The market rally may mean the beginning of a move back higher for stocks, veteran trader Jack Bouroudjian told CNBC.
U.S. equities moved higher on Monday, after suffering their worst Thanksgiving week since 2011.
Bouroudjian, chief economist and co-founder of UCX, said the market action felt slightly different on Monday.
"We didn't see that large strategic asset allocation, which was pressing and trying to hurt equities and buying fixed income pretty much all day long," he said on "Closing Bell."
"It might be that we have seen the bottom, at least short-term bottom.
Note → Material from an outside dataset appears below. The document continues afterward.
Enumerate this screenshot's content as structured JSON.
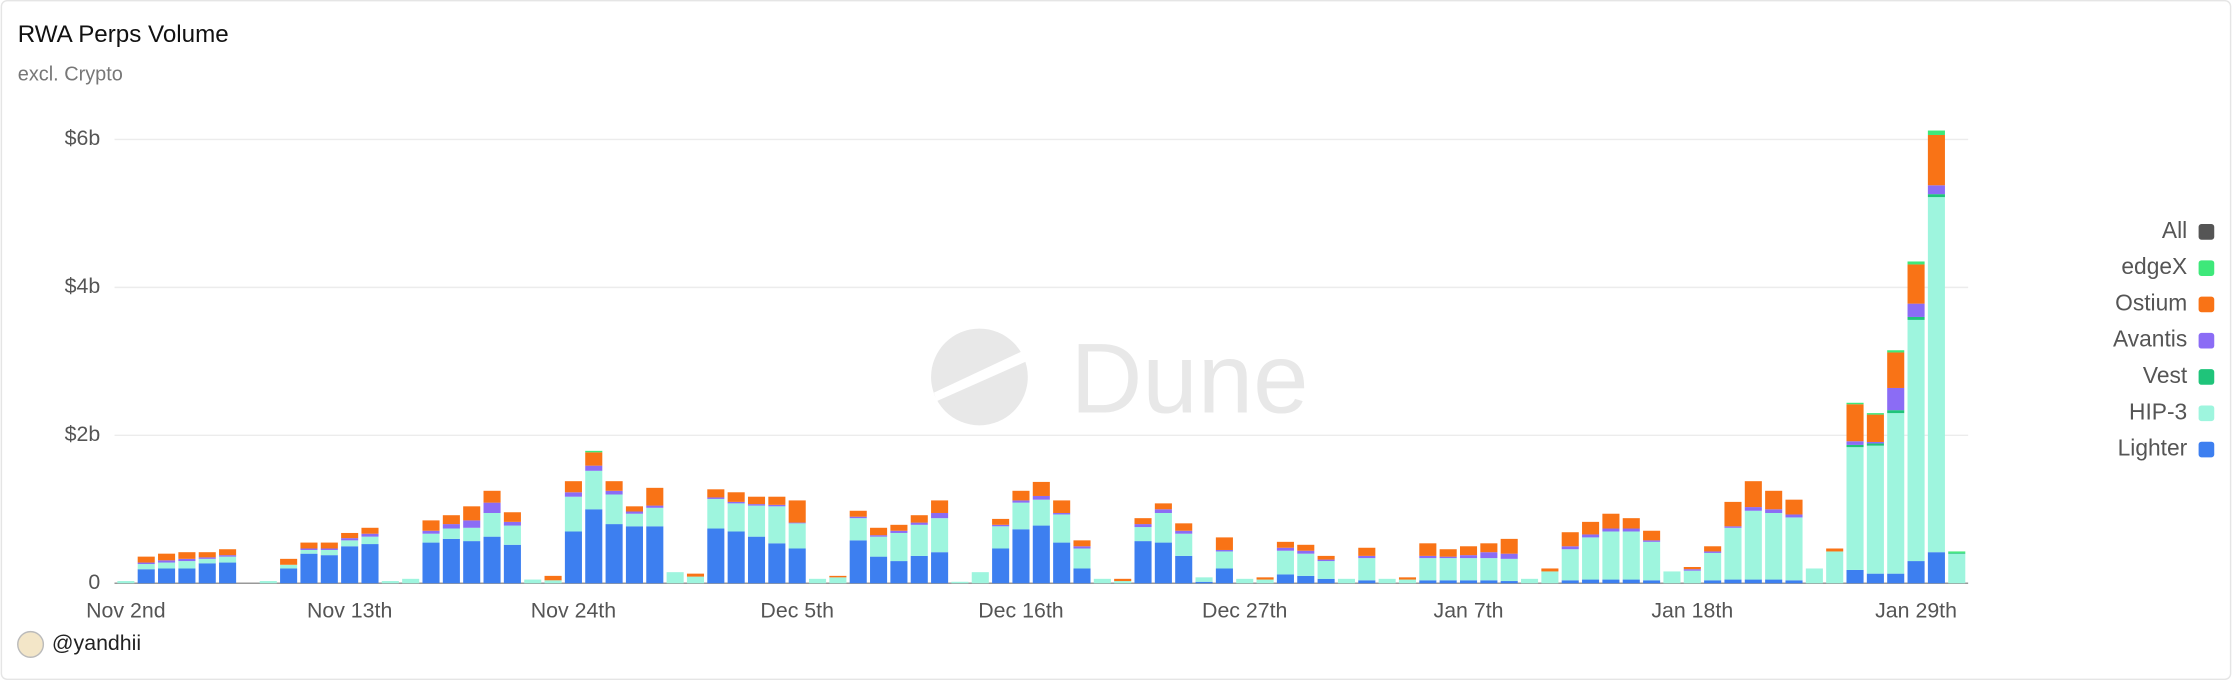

And quite frankly, people talk about bounces — they are bounces until you look in the rearview mirror and realize that it's a bottom."
A sell-off in tech stocks and oil prices helped send stocks lower last week. Plus, concerns about rising interest rates and a possible global slowdown, as well as lingering trade war fears, have been weighing on investors.
This week, the G-20 summit in Argentina will bring politics and trade issues back into focus. The meeting of world leaders will bring together President Donald Trump and Chinese President Xi Jinping, who have been engaged in an escalating tariff battle.
Bouroudjian, a CNBC contributor, said the bar is so low now that any type of trade progress will be better than nothing.
"We've had so much Armageddon priced into the market over the course of the last month that the market is now starting to realize that valuation is a question," he said. "Unless you think that we're going to see earnings just fall off the side of a cliff next year, we're trading cheap. We're trading at 14, 15 times next year's forward earnings."
Randy Warren, chief investment officer at Warren Financial, said he isn't necessarily calling the bottom right now but it is "near."
Plus, he said the risk-reward ratio looks very positive.
"We already know what the risks are. We already know what the trouble spots are in the marketplace," he told "Power Lunch." "We're probably sitting at about a 5 percent down risk and 20 percent up risk over the next six months."
He would look at beaten-down names that have good earnings and good revenue, such as Boeing, Amazon and Square, he said.
— CNBC's Fred Imbert contributed to this report.
Disclosure: Warren Financial owns shares of Square, Boeing and Amazon.